政治家や経済団体のトップから芸能人にいたるまで、トータル500冊を超える人の単行本を企画し、インタビュー、執筆、宣伝などのプロデュースを展開してきた中島孝志による読書術。
本書の特長はまえがきに書かれています。1仕事に役立つ読書、2お金が儲かる読書、3ひとまわり人間が大きくなる読書。
かつて私は、著者の「キラー・リーディング」をレビューで絶賛しましたが、ダブるところはあれ、本書も期待を裏切らない内容が満載です。
「情報は必ずどこかでつながっています。つまり、あなたの脳の中の小宇宙はあらゆるネットワークとリンクしているのです。」
幅広く好奇心のアンテナを高く掲げ、仕事とも趣味とも無関係な本までどんどん読むことを勧めています。

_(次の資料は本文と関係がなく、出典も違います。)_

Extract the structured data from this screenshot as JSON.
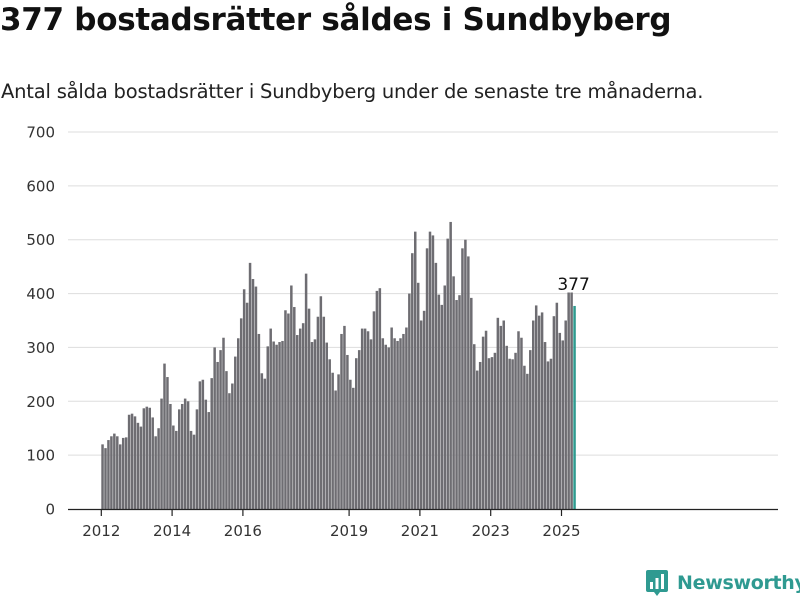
{
  "title": "377 bostadsrätter såldes i Sundbyberg",
  "subtitle": "Antal sålda bostadsrätter i Sundbyberg under de senaste tre månaderna.",
  "brand": {
    "name": "Newsworthy",
    "color": "#2f9a91",
    "icon": "newsworthy-logo-icon"
  },
  "colors": {
    "bar": "#6e6d72",
    "highlight": "#2e9b8f",
    "grid": "#dddddd",
    "text": "#333333"
  },
  "chart_data": {
    "type": "bar",
    "x_unit": "month",
    "x_start": "2012-01",
    "ylim": [
      0,
      700
    ],
    "yticks": [
      0,
      100,
      200,
      300,
      400,
      500,
      600,
      700
    ],
    "xticks": [
      "2012",
      "2014",
      "2016",
      "2019",
      "2021",
      "2023",
      "2025"
    ],
    "xlabel": "",
    "ylabel": "",
    "grid": true,
    "highlight_label": "377",
    "values": [
      120,
      113,
      128,
      135,
      140,
      135,
      120,
      132,
      133,
      175,
      177,
      172,
      160,
      153,
      187,
      190,
      188,
      170,
      135,
      150,
      205,
      270,
      245,
      195,
      155,
      145,
      185,
      195,
      205,
      200,
      145,
      138,
      185,
      237,
      240,
      203,
      180,
      243,
      300,
      273,
      295,
      318,
      256,
      215,
      233,
      283,
      317,
      354,
      408,
      383,
      457,
      427,
      413,
      325,
      252,
      242,
      302,
      335,
      311,
      305,
      310,
      312,
      369,
      363,
      415,
      375,
      323,
      335,
      345,
      437,
      372,
      310,
      315,
      357,
      395,
      357,
      309,
      278,
      253,
      220,
      250,
      325,
      340,
      286,
      240,
      225,
      280,
      295,
      335,
      335,
      330,
      315,
      367,
      405,
      410,
      317,
      305,
      300,
      337,
      317,
      312,
      317,
      325,
      337,
      400,
      475,
      515,
      420,
      350,
      368,
      484,
      515,
      508,
      457,
      398,
      379,
      415,
      502,
      533,
      432,
      388,
      397,
      484,
      500,
      469,
      392,
      306,
      257,
      273,
      320,
      331,
      280,
      282,
      290,
      355,
      340,
      350,
      303,
      279,
      278,
      290,
      330,
      318,
      266,
      251,
      295,
      350,
      378,
      359,
      365,
      310,
      274,
      279,
      358,
      383,
      327,
      313,
      350,
      402,
      402,
      377
    ]
  }
}
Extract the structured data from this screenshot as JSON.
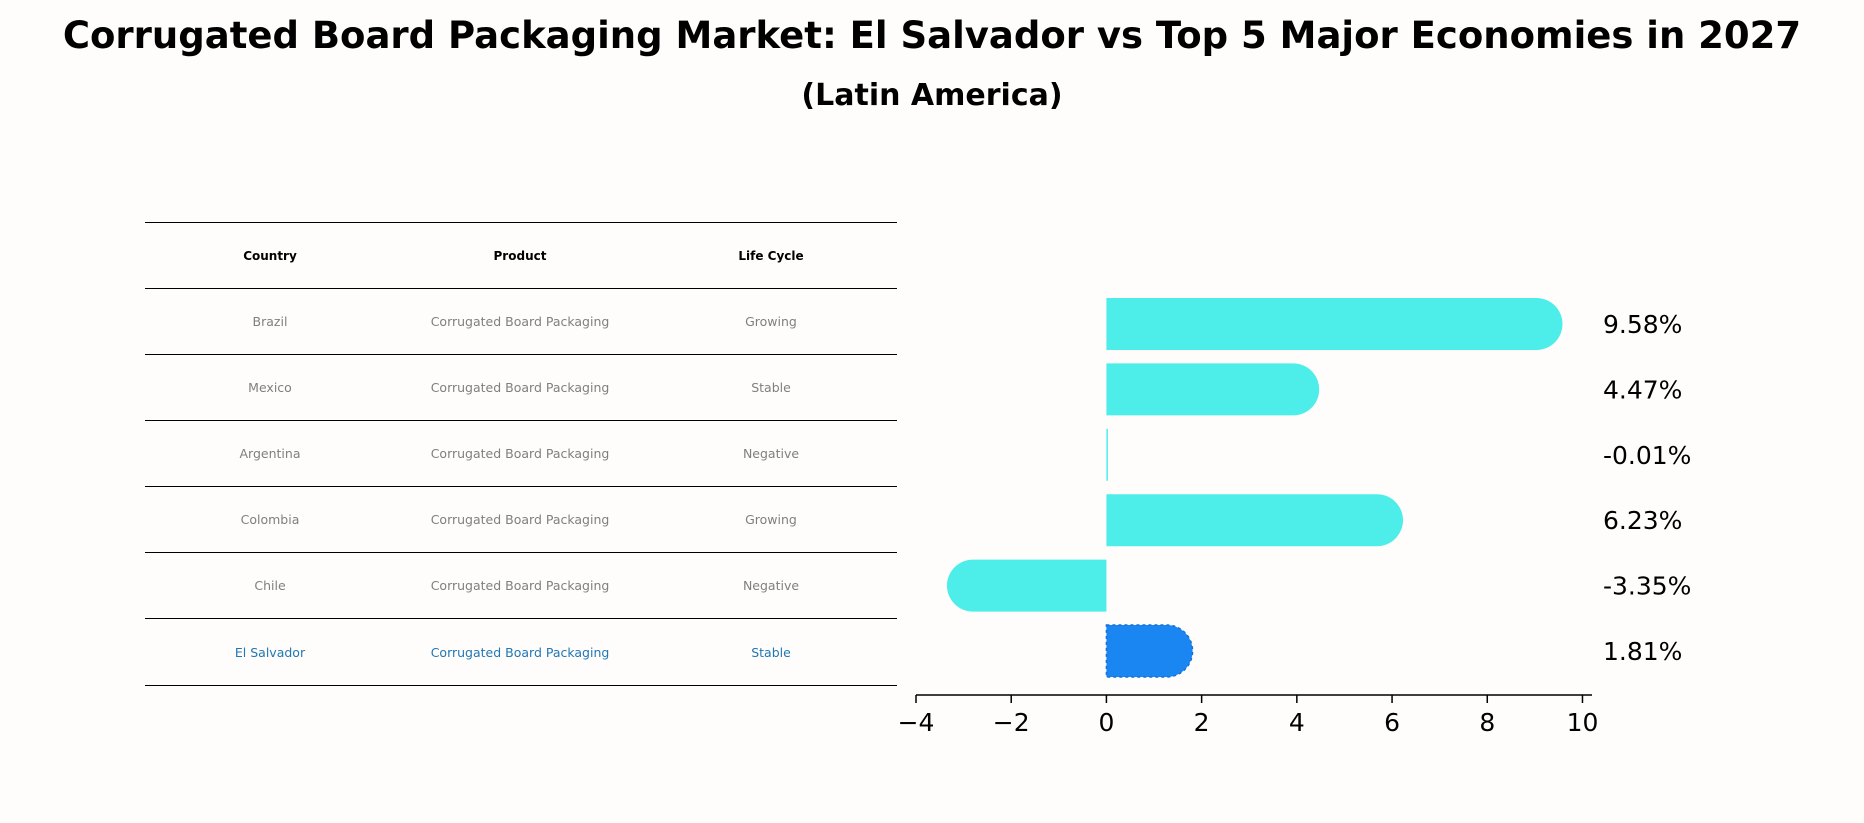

「ほんとうに頭のいい人とは、知識の泉があちこちに湧きだしている人ではなく、湧きだした情報を紡いで『意味』を提案できる人なのです。この『意味』そこが仕事なのです。」
読書脳を鍛える7つの習慣は以下の通り。「縁読(紹介本)」「速読(集中力アップ)」「省読(「アタリ」つける)」「即読(ベストセラーや勧められた本)」「追読(一著者を追いかける)」「雑読(何もかも読む)」「多読(年3000冊とは言わないが)」。
「目次作りにどれだけいい仕事ができたかどうかで、商品(本)の出来は決まります。」
「まえがきと目次はなにがキモなのか、どこがキモなのか、書き手と編集者が教えてくれているのですから、これを利用しない手はありません。」
「ポイントは時間をかけないこと。1回当たりの所要時間はせいぜい1〜2時間(中略)。トータルで考えると、熟読するよりもざっと読む『概読』を繰り返した方が結局、時間もかからないし理解も深くなるのです。」
最終章は、本の帯のフレーズ「100冊の自己啓発書より、1冊の山本周五郎」の小見出しで始まり、最後まで山本周五郎で終わります。「ひとまわり人間が大きくなる読書」として彼が勧めた本ですから、早速読んでみようと思います。